AN EASY WAY for a small business which is on a cash accounting basis with the ATO, to keep accounts and prepare the quarterly BAS return is:

  1. Bank Account:
    For all business receipts and payments open one business bank account and one credit card account.
    Most small businesses can run their tax accounts on a ‘Cash’ basis. So Sales are what receipts are banked in a period, and Purchases are what money is paid in a period.
  2. Payments:
    1. Internet bank transfer / direct deposit — (1st choice).
    2. Credit Card — (2nd choice).
    3. Cheque (3rd — choice).
    4. Cash (Avoid. If it’s ever necessary, do a bank transfer from the business account to your private account for the exact amount and an appropriate reference to reimburse yourself.
  3. Receipts:
    1. Encourage customers to make payment by direct deposit or bank transfer with their name in the reference field.

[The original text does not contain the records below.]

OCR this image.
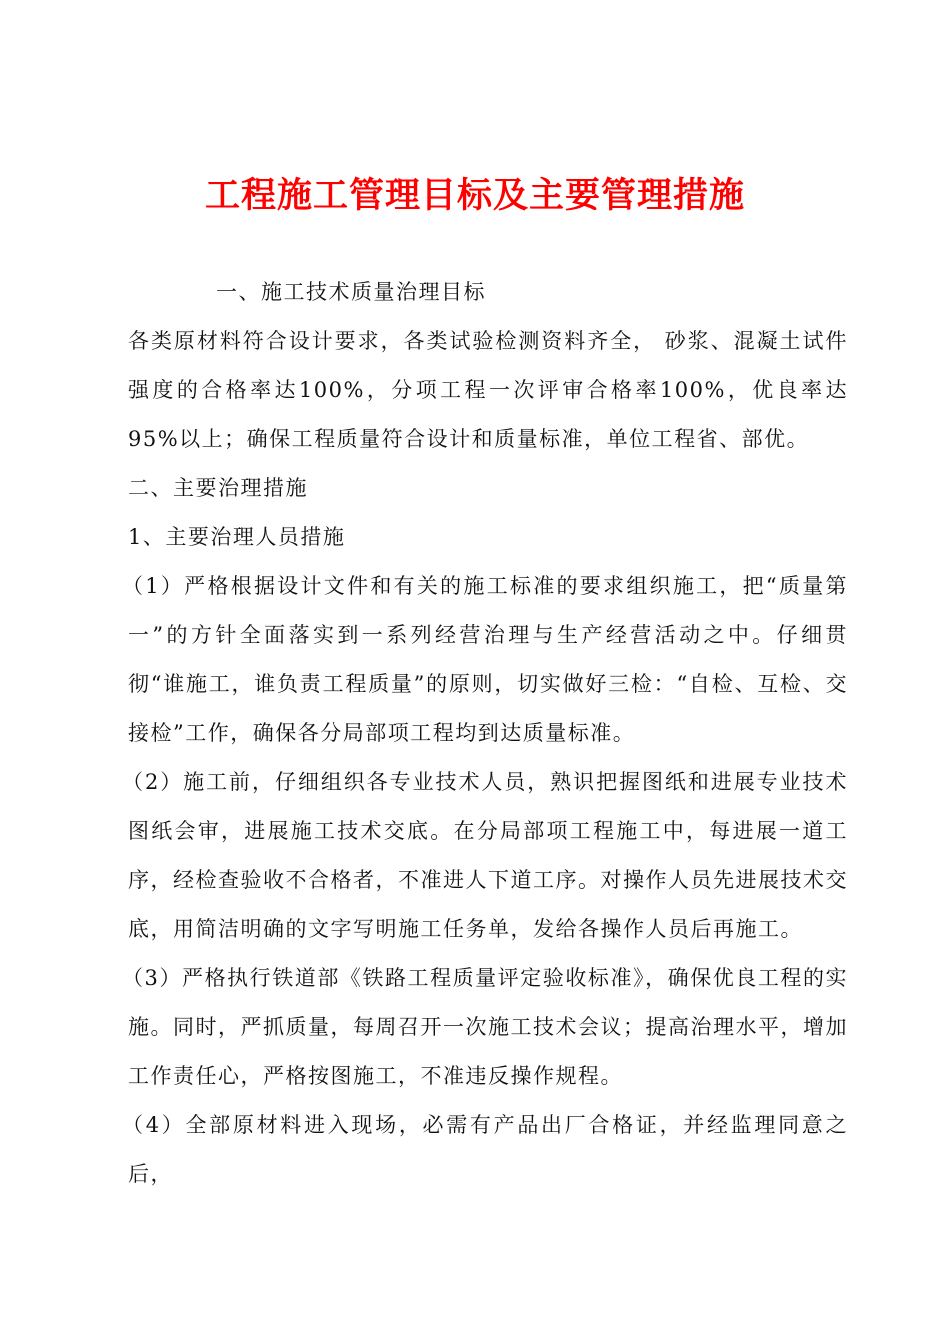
工程施工管理目标及主要管理措施

一、施工技术质量治理目标

各类原材料符合设计要求，各类试验检测资料齐全， 砂浆、混凝土试件强度的合格率达100%，分项工程一次评审合格率100%，优良率达95%以上；确保工程质量符合设计和质量标准，单位工程省、部优。

二、主要治理措施

1、主要治理人员措施

（1）严格根据设计文件和有关的施工标准的要求组织施工，把“质量第一”的方针全面落实到一系列经营治理与生产经营活动之中。仔细贯彻“谁施工，谁负责工程质量”的原则，切实做好三检：“自检、互检、交接检”工作，确保各分局部项工程均到达质量标准。

（2）施工前，仔细组织各专业技术人员，熟识把握图纸和进展专业技术图纸会审，进展施工技术交底。在分局部项工程施工中，每进展一道工序，经检查验收不合格者，不准进人下道工序。对操作人员先进展技术交底，用简洁明确的文字写明施工任务单，发给各操作人员后再施工。

（3）严格执行铁道部《铁路工程质量评定验收标准》，确保优良工程的实施。同时，严抓质量，每周召开一次施工技术会议；提高治理水平，增加工作责任心，严格按图施工，不准违反操作规程。

（4）全部原材料进入现场，必需有产品出厂合格证，并经监理同意之后，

    2. Where customers only pay by cheque, bank each cheque separately.
    3. If cash received, a receipt book is needed, and each receipt must be entered in a cashbook, then totalled to the banking for the day.
  4. Download transactions monthly
    1. Use Internet banking to download all transactions for the month from the business bank account and the credit card account, to new files in a folder on your computer.
    2. Folder can be named ‘Bank’ and the files can be ‘Bank0407.csv’ Card0407.csv’ ‘Bank0408.csv’ Card0408.csv’ etc
    3. If downloaded in CSV format (Comma Separated Values) the files can be opened in Microsoft Excel.
    4. Most banks also give options for downloading to other formats, eg Quicken, MYOB, etc. to upload to an accounting package.
    5. Take care that non-business transactions such as transfers to and from a personal bank account are clearly identified. It’s a good idea to save the original downloaded file, then save it again under a different name, without any private transactions in it.
  5. Monthly Summaries
    1. Payments:
      Copy the column of business payments from the bank file and the card file to a new file (say bus0407.xls). Insert a new column in this file for the source, eg ‘Bank’ or ‘Card’ – and if say the Card file is showing payments with a minus sign, first put a formula in a spare column to multiply the payments column by ‘-1’ . You should be able to end up with columns for ‘Source’ ‘Date’ ‘Reference’ ‘Detail’ ‘$ Payment’
    2. Receipts:
      Copy the receipts column from each of Bank and Card files to the file ‘bus0407.xls’ but move the amount column of the receipts one column along. You should be able to end up with columns for ‘Source’ ‘Date’ ‘Reference’ ‘Detail’ ‘$ Payments’ ‘$ Receipts’
    3. Totals:
      Then you can put a formula at the foot of the ‘$ Payments’ and ‘$ Receipts’ columns, covering the rows from the foot to the column headings – something like ‘=SUM(E200:E1)’ and ‘=SUM(“F200:F1)’ if there are 200 rows.
  6. Quarterly BAS (Business Activity Statement)
    1. Consolidate three months Excel worksheets into a quarterly one – or at least the totals so that you have a total payments and total receipts for three months. These are for entry on the BAS as ‘G1 Total Sales’ and ‘G12 Total Purchases’.
    2. Extract a total of receipts and payments on which there was no GST – eg. interest payments, export receipts, etc. Extract a total of capital purchases (car, computer, long term assets). These are for entry on the BAS
    3. Calculate the sub-totals and the GST for each of Sales and Purchases, and the Net GST payable or refundable.
  7. Yearly Accounts
    It’s good practice to analyse payments each month and enter the expenses labels in a column next to the amounts, in preparation for the annual profit and loss statement on which the Tax Return will be based. If you can give your Tax Agent a consolidation of these file, it could help the Tax Return preparation time.
    Of course, if you need stock records, debtors ledger, creditors ledger, you need an accounting package. Most packages will accept input from spreadsheets, text files, Excel or Lotus files.